Most of the easy gold spilling out at the Earth’s surface has been found, but there are still undiscovered veins of riches, hidden beneath sediments deposited over the past few million years. But how can a modern gold hunter work out where to start digging?

To answer this question, Ravi Anand from the Commonwealth Scientific Industrial Research Organisation [CSIRO] in Western Australia and colleagues gathered hundreds of samples of sediment, soil and acacia leaves from Moolart Well gold deposit, 400 kilometres northeast of Kalgoorlie in Western Australia.

After analysing the samples’ gold content, they discovered that regions were gold-poor, while others contained clusters of nanometre-sized spheres and rods of the precious metal.

The sediments where gold clustered were rich in organic carbon (carbon made from once-living material). “This gold is derived from the decay of the biomass created by the past vegetation in humid conditions,” Anand explains, whose findings were published in the journal Geology.

Better still, the areas containing clusters of gold may hint at deeper riches.
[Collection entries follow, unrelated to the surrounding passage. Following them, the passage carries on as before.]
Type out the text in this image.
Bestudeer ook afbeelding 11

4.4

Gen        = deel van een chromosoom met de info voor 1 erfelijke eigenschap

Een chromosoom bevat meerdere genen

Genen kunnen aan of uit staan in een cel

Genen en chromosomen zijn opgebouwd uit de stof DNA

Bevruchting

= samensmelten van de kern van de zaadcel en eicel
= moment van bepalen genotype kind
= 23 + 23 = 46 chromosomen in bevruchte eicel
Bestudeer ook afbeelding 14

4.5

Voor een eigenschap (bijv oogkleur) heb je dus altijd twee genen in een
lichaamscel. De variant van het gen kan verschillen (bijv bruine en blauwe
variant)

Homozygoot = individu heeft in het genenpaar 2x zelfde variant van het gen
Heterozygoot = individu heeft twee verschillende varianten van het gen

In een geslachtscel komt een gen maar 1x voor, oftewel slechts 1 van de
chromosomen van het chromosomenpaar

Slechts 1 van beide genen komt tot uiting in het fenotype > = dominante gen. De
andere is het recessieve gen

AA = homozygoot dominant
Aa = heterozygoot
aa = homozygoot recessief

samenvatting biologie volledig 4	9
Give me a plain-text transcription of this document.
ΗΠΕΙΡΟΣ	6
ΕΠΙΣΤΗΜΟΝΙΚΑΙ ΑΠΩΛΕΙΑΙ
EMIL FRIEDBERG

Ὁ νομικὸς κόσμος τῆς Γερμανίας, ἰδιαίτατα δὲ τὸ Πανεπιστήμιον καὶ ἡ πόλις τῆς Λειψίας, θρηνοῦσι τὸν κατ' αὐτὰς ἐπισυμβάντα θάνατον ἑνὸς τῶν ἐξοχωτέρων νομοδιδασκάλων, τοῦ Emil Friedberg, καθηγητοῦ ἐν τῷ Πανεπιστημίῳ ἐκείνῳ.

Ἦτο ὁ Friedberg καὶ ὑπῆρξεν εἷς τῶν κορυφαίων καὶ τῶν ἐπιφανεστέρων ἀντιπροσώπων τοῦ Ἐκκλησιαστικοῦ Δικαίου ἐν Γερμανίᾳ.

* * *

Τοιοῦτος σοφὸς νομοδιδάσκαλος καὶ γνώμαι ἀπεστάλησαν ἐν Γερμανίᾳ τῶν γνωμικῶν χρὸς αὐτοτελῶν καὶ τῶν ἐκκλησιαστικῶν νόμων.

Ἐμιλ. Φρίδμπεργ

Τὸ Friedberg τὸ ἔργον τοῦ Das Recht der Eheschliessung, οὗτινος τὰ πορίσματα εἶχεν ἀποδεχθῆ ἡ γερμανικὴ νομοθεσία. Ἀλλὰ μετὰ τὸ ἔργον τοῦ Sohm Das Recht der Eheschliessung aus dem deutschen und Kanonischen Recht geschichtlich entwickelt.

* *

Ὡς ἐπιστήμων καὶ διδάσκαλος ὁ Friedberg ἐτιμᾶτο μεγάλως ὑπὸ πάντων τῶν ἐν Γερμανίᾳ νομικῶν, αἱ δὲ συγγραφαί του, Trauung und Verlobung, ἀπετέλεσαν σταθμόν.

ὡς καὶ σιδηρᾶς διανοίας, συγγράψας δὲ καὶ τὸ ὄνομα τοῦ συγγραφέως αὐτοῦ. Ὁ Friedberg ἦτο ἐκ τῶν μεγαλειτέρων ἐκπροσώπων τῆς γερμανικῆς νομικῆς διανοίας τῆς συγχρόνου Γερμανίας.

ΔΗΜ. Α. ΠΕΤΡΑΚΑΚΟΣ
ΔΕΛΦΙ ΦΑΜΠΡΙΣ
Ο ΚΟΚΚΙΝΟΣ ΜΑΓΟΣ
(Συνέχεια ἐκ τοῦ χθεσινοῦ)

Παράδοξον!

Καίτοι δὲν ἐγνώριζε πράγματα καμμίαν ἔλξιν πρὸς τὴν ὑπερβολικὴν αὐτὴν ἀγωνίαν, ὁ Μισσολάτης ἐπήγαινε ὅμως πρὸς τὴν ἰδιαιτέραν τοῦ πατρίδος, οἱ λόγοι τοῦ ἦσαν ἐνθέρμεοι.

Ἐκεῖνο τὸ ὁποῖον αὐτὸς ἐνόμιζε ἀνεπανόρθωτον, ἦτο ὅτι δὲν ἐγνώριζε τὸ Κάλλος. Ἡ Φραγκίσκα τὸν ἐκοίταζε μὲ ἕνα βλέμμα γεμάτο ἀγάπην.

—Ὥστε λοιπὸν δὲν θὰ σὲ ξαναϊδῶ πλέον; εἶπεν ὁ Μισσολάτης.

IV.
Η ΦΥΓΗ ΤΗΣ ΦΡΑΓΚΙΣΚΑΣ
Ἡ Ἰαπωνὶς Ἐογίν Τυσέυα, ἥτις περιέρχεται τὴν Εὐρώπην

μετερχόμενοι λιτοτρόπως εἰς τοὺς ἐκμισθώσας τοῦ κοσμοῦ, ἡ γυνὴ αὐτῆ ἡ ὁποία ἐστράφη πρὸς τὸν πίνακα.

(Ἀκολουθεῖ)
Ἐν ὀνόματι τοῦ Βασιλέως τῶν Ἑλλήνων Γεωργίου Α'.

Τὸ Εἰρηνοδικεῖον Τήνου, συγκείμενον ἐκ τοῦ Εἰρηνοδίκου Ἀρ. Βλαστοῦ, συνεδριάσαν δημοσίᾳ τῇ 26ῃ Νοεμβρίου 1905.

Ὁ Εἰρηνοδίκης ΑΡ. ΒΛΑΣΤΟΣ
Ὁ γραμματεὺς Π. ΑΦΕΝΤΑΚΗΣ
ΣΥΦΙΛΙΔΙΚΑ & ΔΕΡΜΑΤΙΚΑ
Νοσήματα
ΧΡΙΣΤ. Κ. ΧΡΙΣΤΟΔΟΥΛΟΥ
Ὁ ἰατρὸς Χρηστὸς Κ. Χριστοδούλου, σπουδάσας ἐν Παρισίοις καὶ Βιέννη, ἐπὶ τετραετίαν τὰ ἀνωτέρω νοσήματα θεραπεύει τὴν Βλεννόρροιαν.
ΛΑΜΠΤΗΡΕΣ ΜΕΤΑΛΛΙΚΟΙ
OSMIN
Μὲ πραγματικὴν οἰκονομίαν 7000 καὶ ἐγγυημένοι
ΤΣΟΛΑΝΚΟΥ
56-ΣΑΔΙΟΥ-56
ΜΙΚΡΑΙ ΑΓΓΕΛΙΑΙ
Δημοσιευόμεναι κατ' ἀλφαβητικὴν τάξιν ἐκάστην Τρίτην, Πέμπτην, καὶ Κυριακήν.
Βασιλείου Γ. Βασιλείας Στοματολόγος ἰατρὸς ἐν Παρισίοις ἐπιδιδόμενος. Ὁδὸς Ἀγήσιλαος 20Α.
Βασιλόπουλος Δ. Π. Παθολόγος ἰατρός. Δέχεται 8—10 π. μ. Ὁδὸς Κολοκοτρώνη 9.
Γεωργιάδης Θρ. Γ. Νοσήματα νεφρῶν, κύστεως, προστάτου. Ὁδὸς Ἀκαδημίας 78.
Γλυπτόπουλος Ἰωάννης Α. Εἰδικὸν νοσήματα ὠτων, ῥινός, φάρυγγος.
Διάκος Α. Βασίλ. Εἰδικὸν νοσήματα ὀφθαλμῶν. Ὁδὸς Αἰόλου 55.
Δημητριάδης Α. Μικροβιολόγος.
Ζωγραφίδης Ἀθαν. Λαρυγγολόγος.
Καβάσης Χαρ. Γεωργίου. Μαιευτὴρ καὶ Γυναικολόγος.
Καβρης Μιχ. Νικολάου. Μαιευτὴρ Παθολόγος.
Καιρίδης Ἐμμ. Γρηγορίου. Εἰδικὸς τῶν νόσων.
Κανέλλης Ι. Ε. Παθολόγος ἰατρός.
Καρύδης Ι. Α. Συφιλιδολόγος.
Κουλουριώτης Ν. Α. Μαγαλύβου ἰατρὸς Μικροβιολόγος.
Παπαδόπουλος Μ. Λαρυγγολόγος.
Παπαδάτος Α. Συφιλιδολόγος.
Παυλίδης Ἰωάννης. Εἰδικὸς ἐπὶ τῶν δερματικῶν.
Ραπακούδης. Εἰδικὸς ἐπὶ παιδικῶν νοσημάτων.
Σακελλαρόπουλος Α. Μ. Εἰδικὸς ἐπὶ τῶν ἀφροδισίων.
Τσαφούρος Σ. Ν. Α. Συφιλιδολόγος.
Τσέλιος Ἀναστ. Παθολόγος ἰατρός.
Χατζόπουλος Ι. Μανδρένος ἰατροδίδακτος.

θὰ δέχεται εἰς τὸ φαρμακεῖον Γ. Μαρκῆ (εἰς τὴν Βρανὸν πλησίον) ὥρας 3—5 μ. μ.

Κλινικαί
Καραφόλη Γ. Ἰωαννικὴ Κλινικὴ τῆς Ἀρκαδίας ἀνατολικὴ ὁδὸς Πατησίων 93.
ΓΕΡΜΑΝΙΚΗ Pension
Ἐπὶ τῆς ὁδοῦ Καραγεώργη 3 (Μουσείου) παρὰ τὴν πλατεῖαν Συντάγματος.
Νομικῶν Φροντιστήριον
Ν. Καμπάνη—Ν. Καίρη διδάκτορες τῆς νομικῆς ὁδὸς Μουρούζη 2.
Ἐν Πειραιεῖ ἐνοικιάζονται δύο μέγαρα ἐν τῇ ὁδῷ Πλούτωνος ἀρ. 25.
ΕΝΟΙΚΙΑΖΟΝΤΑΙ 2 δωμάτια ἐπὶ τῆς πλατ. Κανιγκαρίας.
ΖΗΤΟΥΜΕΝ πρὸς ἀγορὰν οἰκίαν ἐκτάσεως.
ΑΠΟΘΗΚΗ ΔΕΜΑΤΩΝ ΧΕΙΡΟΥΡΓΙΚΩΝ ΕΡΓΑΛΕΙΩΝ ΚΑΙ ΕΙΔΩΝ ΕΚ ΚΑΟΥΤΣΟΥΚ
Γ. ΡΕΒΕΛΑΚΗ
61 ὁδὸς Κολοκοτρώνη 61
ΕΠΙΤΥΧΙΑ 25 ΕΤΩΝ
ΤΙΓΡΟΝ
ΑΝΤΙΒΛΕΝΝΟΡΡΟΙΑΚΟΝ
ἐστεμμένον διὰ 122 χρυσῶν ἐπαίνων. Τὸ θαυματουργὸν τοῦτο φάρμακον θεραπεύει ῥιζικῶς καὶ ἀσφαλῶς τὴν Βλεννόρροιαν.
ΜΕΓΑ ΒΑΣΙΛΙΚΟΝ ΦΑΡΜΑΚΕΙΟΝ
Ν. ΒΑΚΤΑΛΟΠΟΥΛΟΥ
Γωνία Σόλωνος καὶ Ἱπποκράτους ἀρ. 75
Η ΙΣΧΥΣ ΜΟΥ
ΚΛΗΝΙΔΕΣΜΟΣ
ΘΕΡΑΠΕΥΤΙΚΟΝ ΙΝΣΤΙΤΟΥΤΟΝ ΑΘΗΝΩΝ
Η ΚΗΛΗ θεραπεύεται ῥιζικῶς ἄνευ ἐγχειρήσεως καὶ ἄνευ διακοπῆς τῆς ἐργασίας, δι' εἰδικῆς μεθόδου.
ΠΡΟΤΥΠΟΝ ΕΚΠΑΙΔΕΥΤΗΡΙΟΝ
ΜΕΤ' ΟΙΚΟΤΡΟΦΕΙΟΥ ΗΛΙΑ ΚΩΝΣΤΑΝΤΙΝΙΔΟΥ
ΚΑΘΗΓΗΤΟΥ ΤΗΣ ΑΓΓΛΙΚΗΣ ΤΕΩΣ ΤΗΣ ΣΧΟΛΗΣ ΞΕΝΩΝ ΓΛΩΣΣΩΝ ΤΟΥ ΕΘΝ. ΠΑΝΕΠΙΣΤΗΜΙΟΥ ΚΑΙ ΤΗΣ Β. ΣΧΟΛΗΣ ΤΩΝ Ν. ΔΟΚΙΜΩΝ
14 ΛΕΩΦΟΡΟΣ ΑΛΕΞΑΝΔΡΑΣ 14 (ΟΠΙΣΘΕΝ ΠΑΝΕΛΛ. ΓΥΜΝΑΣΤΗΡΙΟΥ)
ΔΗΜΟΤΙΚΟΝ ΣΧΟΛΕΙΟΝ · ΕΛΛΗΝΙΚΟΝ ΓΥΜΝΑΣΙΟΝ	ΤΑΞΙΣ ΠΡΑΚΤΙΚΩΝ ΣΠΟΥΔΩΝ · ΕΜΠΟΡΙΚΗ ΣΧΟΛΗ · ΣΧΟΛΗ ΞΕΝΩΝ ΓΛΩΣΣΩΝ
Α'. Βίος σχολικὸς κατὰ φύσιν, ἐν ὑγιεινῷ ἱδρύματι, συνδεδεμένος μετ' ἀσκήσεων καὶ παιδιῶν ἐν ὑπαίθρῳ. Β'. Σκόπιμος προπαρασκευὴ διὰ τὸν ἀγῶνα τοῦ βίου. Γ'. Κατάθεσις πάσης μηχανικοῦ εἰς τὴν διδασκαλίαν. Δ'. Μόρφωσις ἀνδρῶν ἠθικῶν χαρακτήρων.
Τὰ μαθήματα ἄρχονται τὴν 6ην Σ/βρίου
Anand and his colleagues believe that the gold they found near to the surface had gone through several stages of recycling.

First, physical, chemical and biological processes moved gold from gold veins in the underlying bedrock into iron-rich sediments during humid climate conditions, more than 10 million years ago.

These little flakes of gold were transferred upwards again into younger sediments by the action of burrowing creatures, erosion and flooding, during the dry phase of the past few million years.

Finally, acacia trees and termites that thrive in the arid climate conditions continue to shuffle tiny flakes of gold around, diluting and dispersing the gold further still.

Any mounds or trees that are unusually rich in gold are likely to be lying above gold rich sediments, which in turn may well be hiding a valuable vein of gold. In other parts of the world, with different environmental processes and history, the recycling stages will differ.

Nonetheless, the clues are there for those who know what to look for, Anand says: “By studying soil and sediment formation, organisms and landscape evolution we can determine how gold has been dispersed, to help us narrow down the best places for mineral exploration.”